ドライバーの写真はデザイン感覚の勝利っていうところ。リアルな空間は色々と雑多なものが存在してるから、その雑然としたところから、こういうシンプルな切り取り方が出来る発想力はもう単純に凄いとしかいいようがない。デザイン方向にのみ突出させたソール・ライターって云う感じで、より街中でのスナップショットにシフトした位置で、斬新なデザイン感覚を持ち込んだ、そのソール・ライターの写真も好きだし、絵的な構成力が際立ってるのがやっぱりわたしの気を引くようです。
もう一つ、全体にクールでかっこいいイメージの写真集なんだけど、その印象に一役買ってるのがデヴィッド・カーソンが担当したタイポグラフィーのセンス。まさにプロフェッショナルになるべくしてなった才能って云うのはこういうものだろうと思わせるセンスは表紙のデザインから全開状態になってます。写真もそうだけどこういう写真を引き立ててるセンスもこの写真集の特筆すべきところなんじゃないかと思います。

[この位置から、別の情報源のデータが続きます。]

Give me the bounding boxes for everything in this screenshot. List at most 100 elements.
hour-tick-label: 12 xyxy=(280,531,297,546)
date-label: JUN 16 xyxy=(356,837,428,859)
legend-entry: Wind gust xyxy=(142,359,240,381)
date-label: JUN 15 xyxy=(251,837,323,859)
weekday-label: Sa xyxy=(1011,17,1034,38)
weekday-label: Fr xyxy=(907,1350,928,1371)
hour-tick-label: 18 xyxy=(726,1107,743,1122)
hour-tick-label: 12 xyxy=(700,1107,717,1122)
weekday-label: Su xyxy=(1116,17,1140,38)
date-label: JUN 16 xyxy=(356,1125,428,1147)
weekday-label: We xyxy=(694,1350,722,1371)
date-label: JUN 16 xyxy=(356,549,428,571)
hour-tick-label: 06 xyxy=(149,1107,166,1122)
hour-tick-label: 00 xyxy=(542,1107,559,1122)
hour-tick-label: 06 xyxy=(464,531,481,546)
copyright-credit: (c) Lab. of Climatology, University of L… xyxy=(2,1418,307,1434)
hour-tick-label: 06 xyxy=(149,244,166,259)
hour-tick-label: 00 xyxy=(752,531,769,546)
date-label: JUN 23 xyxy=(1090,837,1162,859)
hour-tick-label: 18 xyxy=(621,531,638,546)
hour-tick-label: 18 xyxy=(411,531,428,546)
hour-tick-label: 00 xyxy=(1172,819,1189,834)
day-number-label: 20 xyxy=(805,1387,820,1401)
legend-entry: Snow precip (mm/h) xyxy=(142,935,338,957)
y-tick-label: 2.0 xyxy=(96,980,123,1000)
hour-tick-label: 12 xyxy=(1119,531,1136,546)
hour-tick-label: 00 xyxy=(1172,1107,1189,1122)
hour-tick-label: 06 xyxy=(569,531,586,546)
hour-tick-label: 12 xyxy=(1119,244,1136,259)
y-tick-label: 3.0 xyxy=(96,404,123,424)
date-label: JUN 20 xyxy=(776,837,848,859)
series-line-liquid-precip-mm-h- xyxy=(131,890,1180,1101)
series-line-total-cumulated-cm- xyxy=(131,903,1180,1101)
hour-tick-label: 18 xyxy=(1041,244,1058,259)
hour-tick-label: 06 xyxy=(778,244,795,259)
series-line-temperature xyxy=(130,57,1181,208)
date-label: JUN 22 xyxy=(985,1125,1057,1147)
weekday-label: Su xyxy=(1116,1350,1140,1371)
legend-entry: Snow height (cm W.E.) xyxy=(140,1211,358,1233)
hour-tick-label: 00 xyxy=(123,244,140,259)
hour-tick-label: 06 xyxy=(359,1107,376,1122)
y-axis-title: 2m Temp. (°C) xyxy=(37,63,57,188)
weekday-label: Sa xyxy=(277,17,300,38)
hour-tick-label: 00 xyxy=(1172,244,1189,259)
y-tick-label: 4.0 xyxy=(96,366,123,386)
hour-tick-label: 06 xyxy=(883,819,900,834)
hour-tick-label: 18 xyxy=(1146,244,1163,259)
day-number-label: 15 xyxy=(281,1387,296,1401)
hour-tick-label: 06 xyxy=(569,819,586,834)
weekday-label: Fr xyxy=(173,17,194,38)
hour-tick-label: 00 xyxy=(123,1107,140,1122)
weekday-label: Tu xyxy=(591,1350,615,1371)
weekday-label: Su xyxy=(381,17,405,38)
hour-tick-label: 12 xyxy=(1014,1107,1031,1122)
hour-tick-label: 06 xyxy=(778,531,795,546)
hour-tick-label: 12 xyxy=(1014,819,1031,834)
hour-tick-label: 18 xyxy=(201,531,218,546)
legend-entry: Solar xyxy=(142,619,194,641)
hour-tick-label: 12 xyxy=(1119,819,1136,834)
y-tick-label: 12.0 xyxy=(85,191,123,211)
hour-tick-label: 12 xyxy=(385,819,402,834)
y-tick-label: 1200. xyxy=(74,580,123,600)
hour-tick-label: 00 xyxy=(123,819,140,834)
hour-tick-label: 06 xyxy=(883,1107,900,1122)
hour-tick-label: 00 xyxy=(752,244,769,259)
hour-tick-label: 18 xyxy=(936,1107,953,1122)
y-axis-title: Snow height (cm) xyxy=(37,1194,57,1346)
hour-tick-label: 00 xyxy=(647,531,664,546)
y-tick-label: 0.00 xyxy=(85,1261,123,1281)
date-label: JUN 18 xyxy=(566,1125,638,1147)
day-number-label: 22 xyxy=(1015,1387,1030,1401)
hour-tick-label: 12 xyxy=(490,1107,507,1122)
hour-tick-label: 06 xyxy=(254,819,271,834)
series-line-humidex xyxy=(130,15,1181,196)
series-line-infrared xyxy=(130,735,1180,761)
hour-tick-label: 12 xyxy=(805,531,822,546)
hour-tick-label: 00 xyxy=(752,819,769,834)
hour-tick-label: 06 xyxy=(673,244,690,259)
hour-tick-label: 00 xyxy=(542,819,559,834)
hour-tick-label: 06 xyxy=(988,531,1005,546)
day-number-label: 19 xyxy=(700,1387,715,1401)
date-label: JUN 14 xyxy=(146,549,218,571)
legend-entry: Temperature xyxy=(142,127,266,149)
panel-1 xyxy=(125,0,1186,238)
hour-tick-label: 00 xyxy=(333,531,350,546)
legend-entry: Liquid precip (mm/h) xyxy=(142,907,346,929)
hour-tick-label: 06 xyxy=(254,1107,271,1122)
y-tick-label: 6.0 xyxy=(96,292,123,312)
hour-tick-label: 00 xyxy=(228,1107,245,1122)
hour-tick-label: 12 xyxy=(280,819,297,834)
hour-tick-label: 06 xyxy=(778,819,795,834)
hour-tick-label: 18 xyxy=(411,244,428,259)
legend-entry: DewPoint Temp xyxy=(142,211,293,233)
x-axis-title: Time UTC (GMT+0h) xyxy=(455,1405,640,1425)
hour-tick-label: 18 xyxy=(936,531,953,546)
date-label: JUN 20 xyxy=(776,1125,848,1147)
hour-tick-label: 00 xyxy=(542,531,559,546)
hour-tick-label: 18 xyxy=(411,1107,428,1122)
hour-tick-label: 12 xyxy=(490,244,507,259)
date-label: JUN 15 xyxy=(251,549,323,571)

実はこの写真集、オリジナル以外にコンパクト版も存在していて、このアマゾンリンクのものは商品情報だとオリジナル版のようだけど、レビューを見るとコンパクト版のレビューも混じりこんで、一体どっちの版か分からなくなってます。
ここで買うのは、どのバーションがやってくるかが分からないので、ちょっと危なっかしいところがあります。
当然オリジナル版の大きな本のほうが写真を十分に見回すには最適で、コンパクト版は予想以上に物足りないんじゃないかと思います。
それとドイツ版と英語版、フランス語版があって、ドイツのほうがオリジナル本流らしいんだけど、レアなのは英語版。わたしのは英語版のオリジナルで、入手するならこれが一番いいんじゃないかと思います。